= Superdense carbon allotropes =

Proposed configurations of carbon atoms

Superdense carbon allotropes are proposed configurations of carbon atoms that result in a stable material with a higher density than diamond. Few hypothetical carbon allotropes denser than diamond are known. All these allotropes can be divided at two groups: the first are hypothetically stable at ambient conditions; the second are high-pressure carbon allotropes which become quasi-stable only at high pressure.

==Ambient conditions==
According to the SACADA
database, the first group comprises the structures, called hP3, tI12, st12, r8, I41/a, P41212, m32, m32*, t32, t32*, H-carbon and uni. Among them, st12 carbon was proposed as far as 1987 in the work of R. Biswas et al.

==High-pressure carbon==

The following allotropes belong to the second group: MP8, OP8, SC4, BC-8 and (9,0). These are hypothetically quasi-stable at the high pressure.
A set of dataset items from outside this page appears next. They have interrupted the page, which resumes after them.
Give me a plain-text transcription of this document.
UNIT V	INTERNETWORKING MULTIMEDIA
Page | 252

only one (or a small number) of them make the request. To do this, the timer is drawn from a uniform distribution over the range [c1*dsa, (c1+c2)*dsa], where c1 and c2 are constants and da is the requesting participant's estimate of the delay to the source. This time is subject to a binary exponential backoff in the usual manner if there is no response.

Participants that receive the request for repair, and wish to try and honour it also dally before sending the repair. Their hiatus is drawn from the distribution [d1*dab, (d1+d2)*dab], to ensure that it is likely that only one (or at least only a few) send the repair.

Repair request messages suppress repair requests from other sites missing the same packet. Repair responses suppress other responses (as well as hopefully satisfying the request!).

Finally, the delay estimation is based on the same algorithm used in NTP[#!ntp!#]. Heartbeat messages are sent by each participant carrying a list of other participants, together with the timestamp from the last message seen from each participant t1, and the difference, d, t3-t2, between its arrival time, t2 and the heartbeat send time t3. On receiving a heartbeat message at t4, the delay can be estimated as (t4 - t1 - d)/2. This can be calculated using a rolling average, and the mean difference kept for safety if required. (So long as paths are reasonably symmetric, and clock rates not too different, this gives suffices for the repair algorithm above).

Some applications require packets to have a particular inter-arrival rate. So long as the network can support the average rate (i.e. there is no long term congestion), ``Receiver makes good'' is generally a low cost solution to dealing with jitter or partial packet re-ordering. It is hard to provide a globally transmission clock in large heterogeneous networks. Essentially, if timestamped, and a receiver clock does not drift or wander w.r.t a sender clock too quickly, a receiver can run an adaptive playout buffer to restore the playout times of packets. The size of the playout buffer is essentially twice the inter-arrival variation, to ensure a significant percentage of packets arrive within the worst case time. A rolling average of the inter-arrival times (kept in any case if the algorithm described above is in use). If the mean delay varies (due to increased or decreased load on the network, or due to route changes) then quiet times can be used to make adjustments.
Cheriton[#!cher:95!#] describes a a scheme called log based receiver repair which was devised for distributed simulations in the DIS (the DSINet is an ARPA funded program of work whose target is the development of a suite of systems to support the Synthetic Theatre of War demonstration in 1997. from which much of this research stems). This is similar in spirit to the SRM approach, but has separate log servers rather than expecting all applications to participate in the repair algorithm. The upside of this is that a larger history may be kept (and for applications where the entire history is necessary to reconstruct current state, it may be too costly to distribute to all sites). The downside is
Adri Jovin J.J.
BC-8 carbon is not only a superdense allotrope but also one of the oldest hypothetical carbon structures; initially it was proposed in 1984 in the work R. Biswas et al. The MP8 structure proposed in the work J. Sun et al. is almost two times denser than diamond; its density is as high as 7.06 g/cm^{3} and it is the highest value reported so far.

==Band gaps==
All hypothetical superdense carbon allotropes have dissimilar band gaps compared to the others. For example, SC4 is supposed to be a metallic allotrope while st12, m32, m32*, t32, t32* have band gaps larger than 5.0 eV.

==Carbon tetrahedra==
These new materials would have structures based on carbon tetrahedra, and represent the densest of such structures. On the opposite end of the density spectrum is a recently theorized tetrahedral structure called T-carbon. This is obtained by replacing carbon atoms in diamond with carbon tetrahedra. In contrast to superdense allotropes, T-carbon would have very low density and hardness.